From Plastic to Profit: Solutions to Plastic Pollution in Ghana 


SEATTLE, Washington — Ghanaians generate over a million tons of plastic waste each year and only between 2% and 5% of this plastic waste gets properly recycled. Many places within the country lack the infrastructure to safely dispose of plastic waste.  The severity of the problems is indicated by the fact that Ghana ranks as one of the top 10 most polluted countries in the world. The United Nations Development Programme (UNDP) has emphasized the urgent need for waste management and plastic pollution in Ghana to be addressed.

The Numbers and the Consequences

Over 2.58 million metric tonnes of raw plastic is imported into Ghana each year and 73% of this ends up as waste.  With only up to 5% of plastic waste being recycled, the rest accumulates in the environment or ends up in landfills and nearly 30% ends up in the ocean. The National Oceanic and Atmospheric Administration (NOAA) estimates that plastic bottles that end up in the ocean can take up to 450 years to biodegrade. The plastic waste that ends up in landfills contributes to the contamination of groundwater and air pollution. In addition, undisposed plastics can amass in drains and lead to flooding.  The stagnant water from pollution-induced flooding facilitates the outbreak of waterborne diseases like malaria and cholera among vulnerable people living in highly polluted areas. Ghanaians also resort to burning their undisposed plastic waste, which releases airborne toxins.

Considering the country’s deficient plastic disposal infrastructure, it comes as no surprise that Ghana is one of the most polluted countries in the world. Still, many nationals remain unaware of the severity and consequences of plastic pollution in Ghana. The United Nations Development Programme (UNDP) emphasizes that the nation must ameliorate plastic pollution through individual behavioral changes and adjusted attitudes towards waste management. To shift the national waste management paradigm, the UNDP encourages innovative collaboration among the government, experts, civil society and private corporations and organizations.

Recycle Up! Ghana’s Entrepreneurial and Educational Solutions

Recycle Up! Ghana plays a prominent role in assisting to reduce plastic pollution in Ghana. Co-founded by Alhassan Muniro, Torben Fischer, Sampson Oboh and Manuel Schulze out of the German-Ghanaian organization Technology Without Borders, Recycle Up!
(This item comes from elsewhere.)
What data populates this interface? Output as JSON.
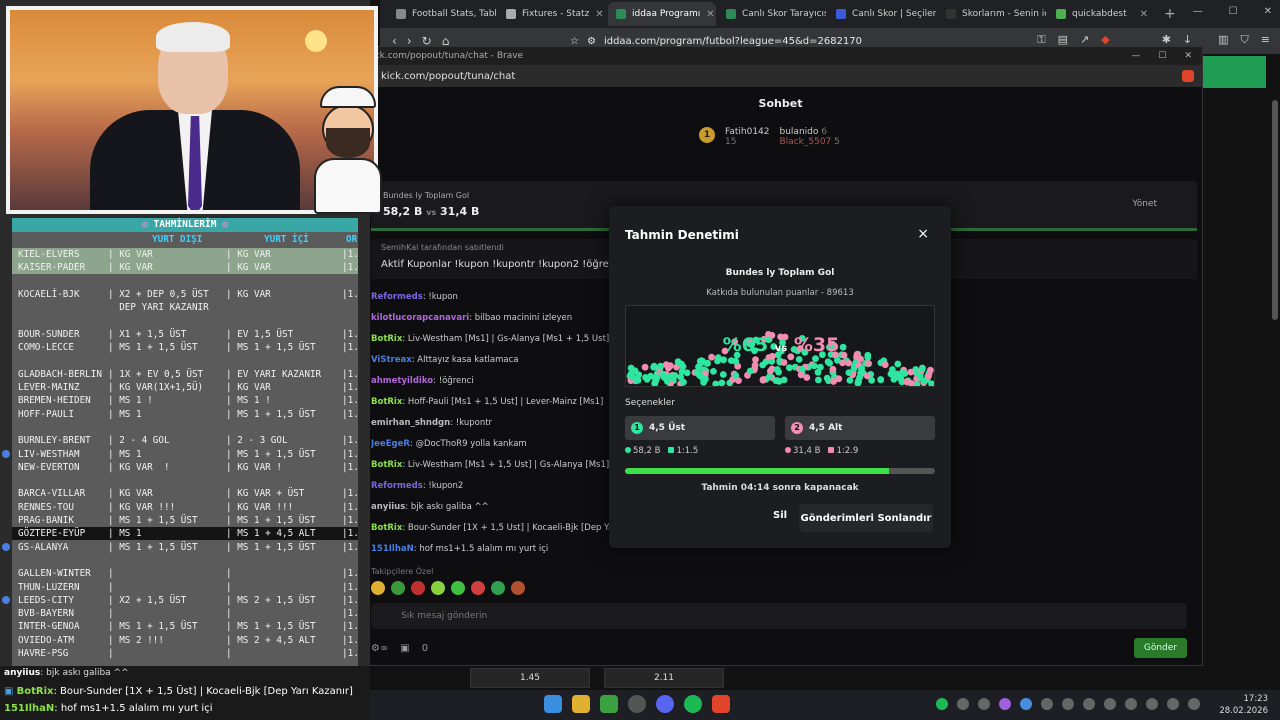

Ghana helps young people to create and implement locally inspired solutions to plastic pollution in Ghana, in pursuit of an unpolluted world. The organization believes effective solutions to a nation-wide pollution problem come from the ground up. In addition to mobilizing Ghanaians to participate in plastic pollution and waste management education campaigns, the organization creates opportunities for young entrepreneurs in the waste management sector.

Recycle Up! Ghana offers two-week long summer camp programs in Accra, Cape Coast and Kumasi for high-school kids developing an interest in waste management. The camp teaches participants about the environmental and health consequences of plastic pollution and offers them the tools to create local solutions and business ideas to address plastic pollution within their communities. From plastic-based fuel to in-school recycling programs that encourage the segregation of sellable wastes, the camp gets kids engaged in the pollution solutions of tomorrow. Additionally, in 2014, the summer camp inspired the development of Recycle Up! Your School, a program that continues today. Recycle Up! Your School operates through student-led recycling clubs in more than 20 schools across Kumasi, Cape Coast, Accra and Togo. Participating students install recycling infrastructure in their schools and educate peers about proper plastic recycling practices. Similarly, the Campus Dustbin Project enlists college students to install proper plastic waste disposal mechanisms on their university campuses and encourages students to help their schools partner with plastic waste purchasers.

For young Ghanaians inspired to enter the sustainable business world, Recycle Up! Ghana hosts a six-month Incubator program that works with participants interested in addressing plastic pollution in Ghana. Through intensive coaching and workshops with experts and like-minded peers, young businesspeople share and develop ideas, then formulate specific plans for building companies committed to cleaning up the local environment. Recycle Up! Ghana also hosts a shorter Startup Weekend event to help young businesspeople network and progress their burgeoning plastic-oriented businesses.

The Future of Plastic Pollution in Ghana

Although currently one of the most polluted countries in the world, Ghana demonstrates commitment to addressing its pollution problem. Organizations like Recycle Up! Ghana has made admirable and extensive efforts to meet these goals by working with the country’s youth to develop solutions to plastic pollution while concomitantly framing waste management as a business opportunity. Together they forge a profitable future in this socially and environmentally impactful sector. These efforts will certainly contribute to a substantially less plastic polluted country in the future ahead.